In this paper we face the problem of representation of functional data with the tools of algebraic topology. We represent functions by means of merge trees and this representation is compared with that offered by persistence diagrams. We show that these two tree structures, although not equivalent, are both invariant under homeomorphic re-parametrizations of the functions they represent, thus allowing for a statistical analysis which is indifferent to functional misalignment. We employ a novel metric for merge trees and we prove a few theoretical results related to its specific implementation when merge trees represent functions.

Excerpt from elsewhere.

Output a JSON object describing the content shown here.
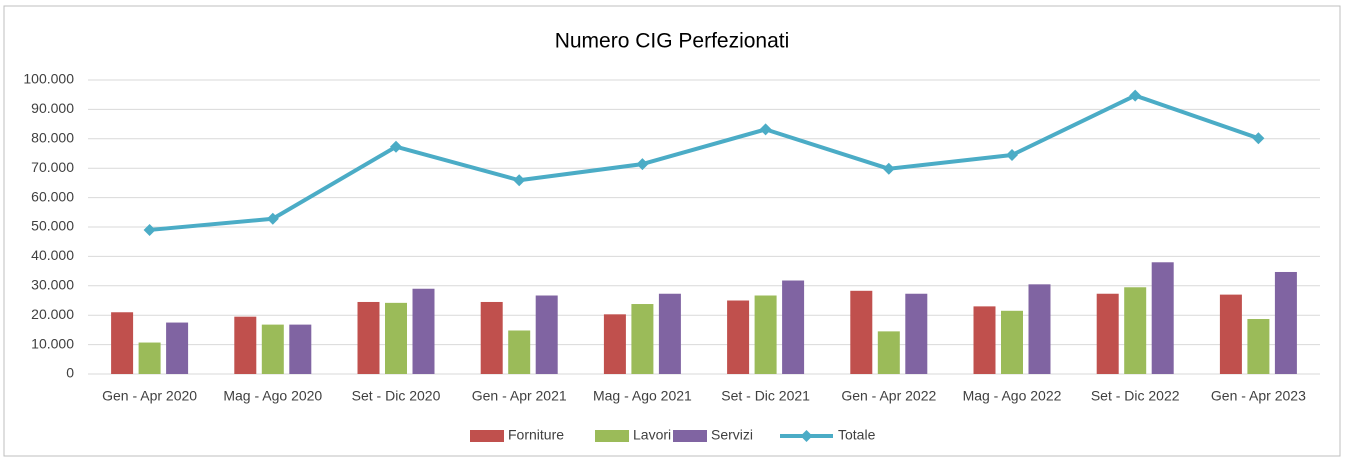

To showcase the good properties of our topological approach to functional data analysis, we first go through a few examples using data generated {\em in silico} and employed to illustrate and compare the different representations provided by merge trees and persistence diagrams, and then we test it on the Aneurisk65 dataset replicating, from our different perspective, the supervised classification analysis which contributed to make this dataset a benchmark for methods dealing with misaligned functional data.

翻译：本文借助代数拓扑工具处理函数型数据的表示问题。我们通过合并树表示函数，并将该表示与由持续图提供的表示进行比较。我们表明，这两种树结构尽管不等价，但它们对于所表示函数的同胚重参数化均具有不变性，从而允许进行不受函数错位影响的统计分析。我们采用了一种新颖的合并树度量，并证明了当合并树表示函数时，与该度量具体实现相关的若干理论结果。为展示我们拓扑方法在函数型数据分析中的优良特性，我们首先通过若干示例进行说明——使用计算机生成的数据来阐释并比较合并树与持续图提供的不同表示，随后将方法应用于Aneurisk65数据集，从我们不同的角度复现了监督分类分析，该分析使该数据集成为处理错位函数型数据方法的标准基准。